Unbeknownst to the U.S. government, scientist Connor Mason invents a time machine, only to have it stolen by Flynn, who just only a year ago killed his wife and child. Lucy, Wyatt, and Rufus follow Flynn back to the Hindenburg disaster of 1937 using another one of Mason’s time machines. As Lucy so eloquently explains, the German airship exploded during the crew’s attempts to dock it due to the static electricity that was created by the landing ropes being dragged through damp grass. For reasons unknown to the team, Flynn prevents the documented 36 causalities of this catastrophe by advising the crew to not allow the ropes to touch the ground.

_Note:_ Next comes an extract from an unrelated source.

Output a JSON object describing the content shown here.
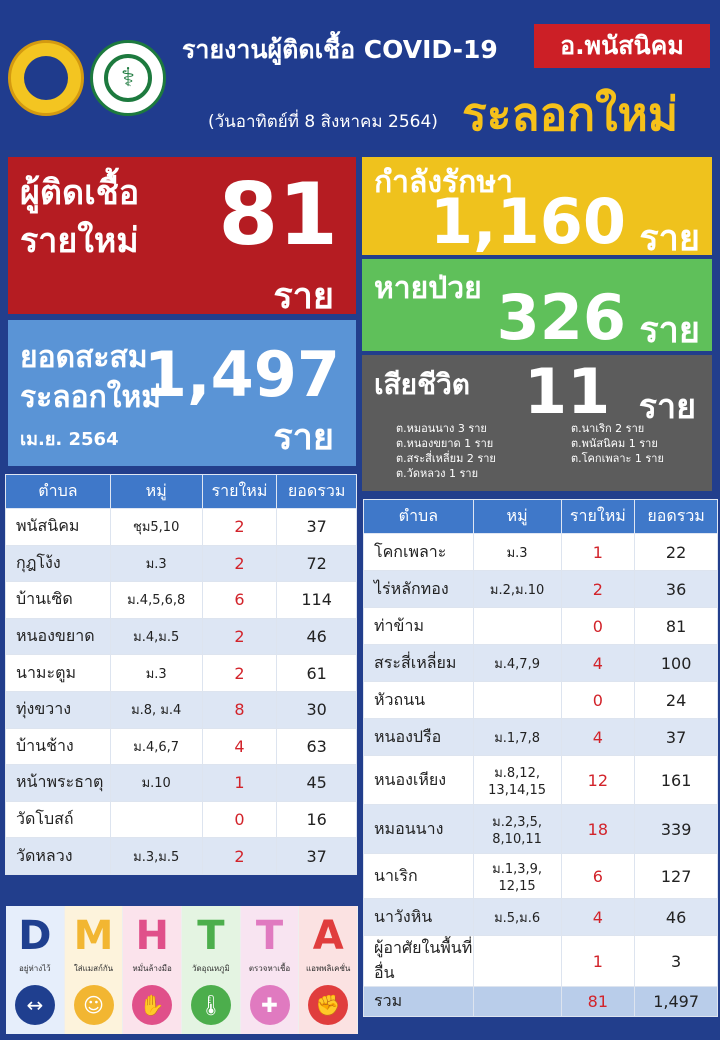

With the Hindenburg now set to fly key players in subsequent historical events back to Europe, Lucy figures out that Flynn only wished to delay the disaster by a few days to kill people significant to American history, such as Omar Bradley. The team is able to thwart Flynn’s plan, but Lucy begins to ponder his true intentions after he reveals her journal seemingly from the future and implores her to ask the government the real reason she was chosen for the mission.
The trio returns to the present day in which Lucy distressingly discovers that her previously dying mother is perfectly healthy, but that her sister Amy no longer exists. The episode ends with the trio being recruited to once again follow Flynn to another past historical event.
Unlike other time travel shows, Timeless involves actual past historical events as opposed to dealing with a completely fictional world. I enjoyed learning about the Hindenburg disaster and the causations behind it. From the previews, it appears that the audience will receive a history lesson each week as the trio travels to events like the Lincoln assassination.
Furthermore, Timeless does not shy away from the ugly components of American history. It was unsettling to see Rufus be so uncomfortable in his black skin and for him to be addressed as “boy,” but that is true to the culture of 1937 America. Sadly, this further reminds me of how in some aspects America has not changed in present day.
What didn’t work?
Throughout the episode, I never really felt like the trio was a true team. There is some sexual tension between Lucy and Wyatt that I am for certain the show will play with throughout the season. These borderline filtrations come at a cost to the overall team dynamic. It feels more like a duo plus one rather than a trio. However, this distance may have been formulated on purpose since it is revealed towards the end of the episode that Rufus is reporting back to Mason with recordings of Lucy and Wyatt.
The premise is not an entirely new concept. As I was watching, I was reminded of Legends of Tomorrow and make comparisons along the way. I might have been more intrigued by the “go back in time to save the future” premise if Legends was not so freshly on my mind. Additionally, it was not made very clear how the trio’s skill set could be put to practical use in stopping an armed villain like Flynn.
Although I did find Timeless entertaining, it is not novel or captivating enough to be added to my DVR recordings. I didn’t care enough about Lucy’s misfortune, Flynn’s next move, or Rufus’s scheming to want to tune in again next week.
Timeless series premiere
I would suggest watching Timeless if you are a major fan of anything relating to time travel. Just don’t expect anything too nuanced.